Nous demeurons entièrement mobilisés en soutien des efforts politiques nécessaires pour promouvoir la stabilité régionale. En Irak, la Coalition se félicite de la réussite des élections démocratiques organisées l’an dernier ainsi que des efforts actuels du gouvernement pour mettre la reconstruction du pays sur la bonne voie. En particulier, la Coalition doit continuer à soutenir la gouvernance inclusive et les initiatives promouvant une réconciliation menée au niveau de la communauté, ainsi que les perspectives d’amélioration des moyens de subsistance, pour faire en sorte que Daech ne puisse jamais réapparaître. En Syrie, la Coalition se tient aux côtés du peuple syrien pour soutenir une transition politique réelle qui s’appuie sur la résolution 2254 du Conseil de sécurité des Nations Unies, et qui vise à mettre en place un gouvernement inclusif et non partisan représentant la volonté de tous les Syriens comme à faire respecter l’unité, la souveraineté et l’intégrité territoriale de la Syrie. Au nord-est de la Syrie, la Coalition doit apporter son appui à toutes les initiatives visant à promouvoir une gouvernance inclusive et représentative. Il est également important d’insister, dans ce contexte, sur l’intégration des femmes dans les processus de prise de décisions politiques et de réconciliation tant en Irak qu’en Syrie.

Le Levant n’est pas la seule région où des efforts considérables sont requis : Daech et les groupes qui lui sont affiliés ont montré qu’ils étaient capables de frapper les membres de la Coalition et leurs alliés dans le monde entier. Les attentats de Pâques dernier au Sri Lanka et les déclarations postérieures d’Abou Bakr Al-Baghdadi, chef de Daech, témoignent du regain d’intérêt de l’organisation pour son système de réseaux et de filiales depuis la chute de son califat autoproclamé en Irak et en Syrie. En invitant le Sri Lanka, le Mali et le Burkina Faso à participer en tant qu’observateurs à la réunion de la Coalition, l’évènement de Paris a démontré la volonté de la Coalition de partager son expertise dans le monde entier à l’échelle globale.. Pour empêcher Daech d’étendre encore son influence et son pouvoir, il est essentiel que la Coalition détermine où et comment elle peut contribuer efficacement à la lutte contre ses filiales et ses réseaux internationaux, sans répliquer le modèle centré autour de l’aaction militaire qui a été développé au Levant depuis 2014. Cela nécessitera des instruments civils tels que le partage d’informations, le renforcement de la sécurité aux frontières, de la sûreté maritime et de la sûreté de l’aviation, la lutte contre le financement du terrorisme, la lutte contre la radicalisation et le recrutement, ainsi que l’arrestation des terroristes, l’engagement de poursuites à leur encontre et leur incarcération. À cette fin, la Coalition pourrait définir des projets d’aide au renforcement des capacités de base dans les pays menacés par Daech. Cette aide se présenterait notamment sous la forme de contributions faites par les membres de la Coalition disposant de compétences spécifiques adaptées à des pays et des régions ciblés. La Coalition doit encourager un dialogue étendu entre tous ses membres et les autres organisations concernées, ainsi que leur cohésion politique et leur unité dans la lutte contre le terrorisme au-delà de la zone principale d’influence de Daech, afin d’identifier et de soutenir des initiatives concrètes qui seraient approuvées dans les mois à venir, ceci en complément des efforts existants dans chaque région et en en concertation étroite avec les acteurs sur place.
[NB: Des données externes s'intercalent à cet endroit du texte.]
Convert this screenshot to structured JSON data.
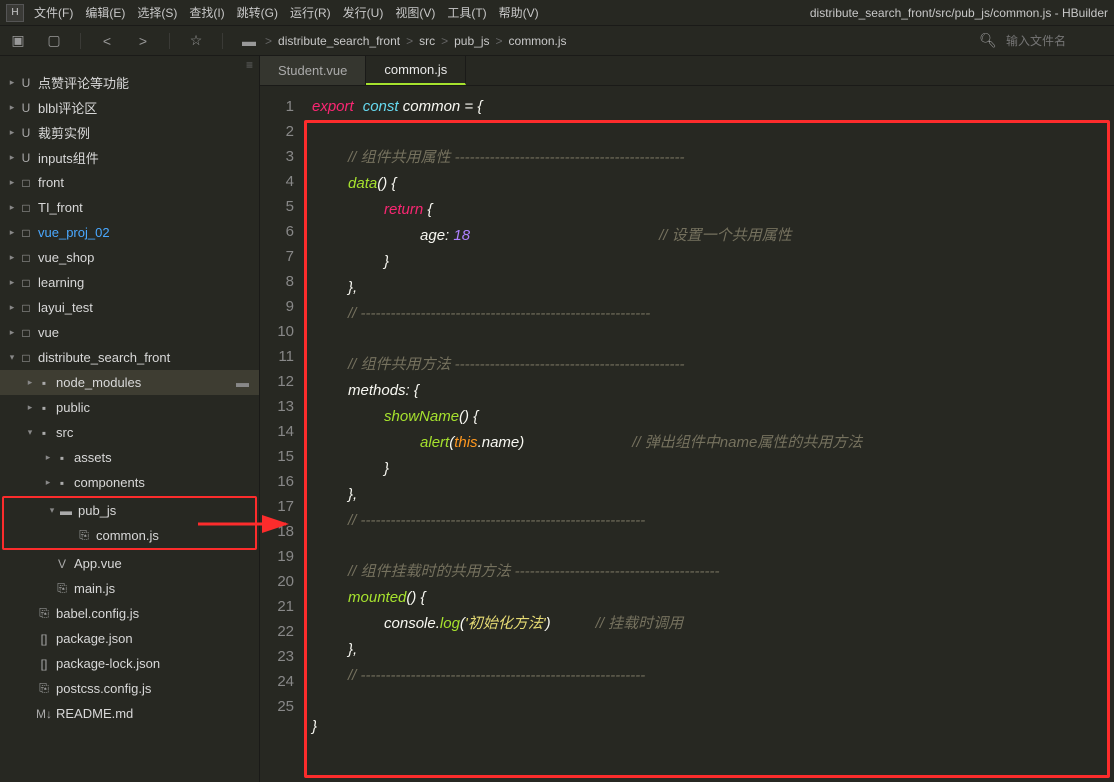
{
  "app": {
    "title": "distribute_search_front/src/pub_js/common.js - HBuilder",
    "logo": "H"
  },
  "menu": [
    "文件(F)",
    "编辑(E)",
    "选择(S)",
    "查找(I)",
    "跳转(G)",
    "运行(R)",
    "发行(U)",
    "视图(V)",
    "工具(T)",
    "帮助(V)"
  ],
  "breadcrumbs": [
    "distribute_search_front",
    "src",
    "pub_js",
    "common.js"
  ],
  "search_placeholder": "输入文件名",
  "tabs": [
    {
      "label": "Student.vue",
      "active": false
    },
    {
      "label": "common.js",
      "active": true
    }
  ],
  "tree": [
    {
      "indent": 0,
      "arrow": ">",
      "icon": "U",
      "label": "点赞评论等功能"
    },
    {
      "indent": 0,
      "arrow": ">",
      "icon": "U",
      "label": "blbl评论区"
    },
    {
      "indent": 0,
      "arrow": ">",
      "icon": "U",
      "label": "裁剪实例"
    },
    {
      "indent": 0,
      "arrow": ">",
      "icon": "U",
      "label": "inputs组件"
    },
    {
      "indent": 0,
      "arrow": ">",
      "icon": "□",
      "label": "front"
    },
    {
      "indent": 0,
      "arrow": ">",
      "icon": "□",
      "label": "TI_front"
    },
    {
      "indent": 0,
      "arrow": ">",
      "icon": "□",
      "label": "vue_proj_02",
      "blue": true
    },
    {
      "indent": 0,
      "arrow": ">",
      "icon": "□",
      "label": "vue_shop"
    },
    {
      "indent": 0,
      "arrow": ">",
      "icon": "□",
      "label": "learning"
    },
    {
      "indent": 0,
      "arrow": ">",
      "icon": "□",
      "label": "layui_test"
    },
    {
      "indent": 0,
      "arrow": ">",
      "icon": "□",
      "label": "vue"
    },
    {
      "indent": 0,
      "arrow": "v",
      "icon": "□",
      "label": "distribute_search_front"
    },
    {
      "indent": 1,
      "arrow": ">",
      "icon": "▪",
      "label": "node_modules",
      "sel": true,
      "dico": "▪"
    },
    {
      "indent": 1,
      "arrow": ">",
      "icon": "▪",
      "label": "public"
    },
    {
      "indent": 1,
      "arrow": "v",
      "icon": "▪",
      "label": "src"
    },
    {
      "indent": 2,
      "arrow": ">",
      "icon": "▪",
      "label": "assets"
    },
    {
      "indent": 2,
      "arrow": ">",
      "icon": "▪",
      "label": "components"
    },
    {
      "indent": 2,
      "arrow": "v",
      "icon": "▬",
      "label": "pub_js",
      "red": "start"
    },
    {
      "indent": 3,
      "arrow": "",
      "icon": "⎘",
      "label": "common.js",
      "red": "end"
    },
    {
      "indent": 2,
      "arrow": "",
      "icon": "V",
      "label": "App.vue"
    },
    {
      "indent": 2,
      "arrow": "",
      "icon": "⎘",
      "label": "main.js"
    },
    {
      "indent": 1,
      "arrow": "",
      "icon": "⎘",
      "label": "babel.config.js"
    },
    {
      "indent": 1,
      "arrow": "",
      "icon": "[]",
      "label": "package.json"
    },
    {
      "indent": 1,
      "arrow": "",
      "icon": "[]",
      "label": "package-lock.json"
    },
    {
      "indent": 1,
      "arrow": "",
      "icon": "⎘",
      "label": "postcss.config.js"
    },
    {
      "indent": 1,
      "arrow": "",
      "icon": "M↓",
      "label": "README.md"
    }
  ],
  "code": {
    "line_count": 25,
    "l1a": "export",
    "l1b": "const",
    "l1c": " common = {",
    "l3_com": "// 组件共用属性 ----------------------------------------------",
    "l4a": "data",
    "l4b": "() {",
    "l5a": "return",
    "l5b": " {",
    "l6a": "age: ",
    "l6b": "18",
    "l6_com": "// 设置一个共用属性",
    "l7": "}",
    "l8": "},",
    "l9_com": "// ----------------------------------------------------------",
    "l11_com": "// 组件共用方法 ----------------------------------------------",
    "l12a": "methods: {",
    "l13a": "showName",
    "l13b": "() {",
    "l14a": "alert",
    "l14b": "(",
    "l14c": "this",
    "l14d": ".name)",
    "l14_com": "// 弹出组件中name属性的共用方法",
    "l15": "}",
    "l16": "},",
    "l17_com": "// ---------------------------------------------------------",
    "l19_com": "// 组件挂载时的共用方法 -----------------------------------------",
    "l20a": "mounted",
    "l20b": "() {",
    "l21a": "console.",
    "l21b": "log",
    "l21c": "(",
    "l21d": "'初始化方法'",
    "l21e": ")",
    "l21_com": "// 挂载时调用",
    "l22": "},",
    "l23_com": "// ---------------------------------------------------------",
    "l25": "}"
  }
}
La défaite complète et durable de Daech dépend de cet effort global, et la Coalition est le format le plus inclusif et le plus efficace pour mener à bien cette entreprise. Ses 80 membres, ses quatre groupes de travail, les consultations d’acteurs politiques et militaires et les efforts de mise en oeuvre qu’elle a déployés ont mobilisé une combinaison unique de compétences militaires et civiles en matière de lutte contre le terrorisme. Cet atout doit être préservé et exploité dans les mois à venir, à la fois dans la zone centrale d’influence de Daech et dans le cadre des efforts pour limiter la menace que représentent ses filiales et ses réseaux internationaux.